We reach Calgary at the atrocious hour of two a.m., and turn out of a warm berth into a cold bed at the hotel.
Sunday, August 30th.—We attended morning service at the pretty little wooden church, the Bishop of Saskatchawan officiating.
Calgary is the capital of Alberta and is in the centre of a great ranche country. Like all these towns out west it is an unfinished conglomeration of houses, laid out in imaginary streets at right angles, in which there are few houses and more gaps. The whole is held together by a principal street, in which there are two or three pretentious new stone buildings. From here the houses straggle away into the country, the unoccupied lots being joined to them by a boarded foot-path. These towns have no depth, they are all surface and length. Laid down on the prairie there are no trees near them and they have a bare unfinished ugliness, peculiar to their new growth.

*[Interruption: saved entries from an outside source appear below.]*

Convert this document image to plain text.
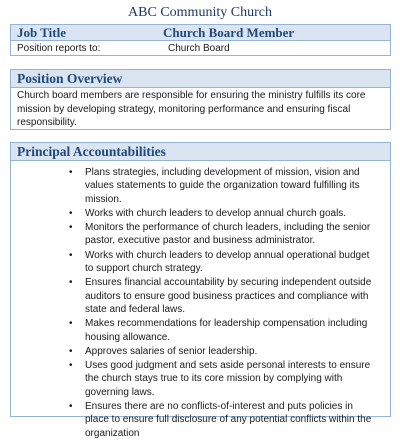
ABC Community Church
Job Title	Church Board Member
Position reports to:	Church Board
Position Overview
Church board members are responsible for ensuring the ministry fulfills its core mission by developing strategy, monitoring performance and ensuring fiscal responsibility.
Principal Accountabilities
• Plans strategies, including development of mission, vision and values statements to guide the organization toward fulfilling its mission.
• Works with church leaders to develop annual church goals.
• Monitors the performance of church leaders, including the senior pastor, executive pastor and business administrator.
• Works with church leaders to develop annual operational budget to support church strategy.
• Ensures financial accountability by securing independent outside auditors to ensure good business practices and compliance with state and federal laws.
• Makes recommendations for leadership compensation including housing allowance.
• Approves salaries of senior leadership.
• Uses good judgment and sets aside personal interests to ensure the church stays true to its core mission by complying with governing laws.
• Ensures there are no conflicts-of-interest and puts policies in place to ensure full disclosure of any potential conflicts within the organization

You are reminded at every turn of the reason for Calgary's existence, for its shops indicate the ranchers' wants. There are many saddlers, displaying Californian saddles, stock whips and lassoos; others have camp bedding and furniture; canned goods, that stand-by of the rancher, are evidently in great demand. The dry-goods stores are full of flannel shirts, slouching broad-brimmed hats and "chaps," or the cowboy's leather leggings reaching to the thigh. Nearly everyone you meet is English, there are few born Canadians.
The streets are full of cowboys riding their long-tailed, half-groomed bronchos at a hand gallop, or of sulkies with the unmistakable rancher, with shirt open at the throat, slouch hat, and tanned face. The chief subject of conversation is the dimensions of the ranches, the number of head of cattle and horses on each.
In the afternoon a Police team came with Mrs. McIllree, to drive us out to see one of these ranches. Out here anything from a single horse to a four-in-hand is called a "team," but this was one in our sense of the term.
We galloped across a trail on the prairie, and then wound through a "coolie," as they call the little valleys lying in between the rolling hills, and which are so frequent in this country. There are hundreds of gophers popping out of their holes, and as we see them close, sitting up with their long bodies, they look like tiny kangaroos. We espy coveys of prairie chickens, which are like our grouse.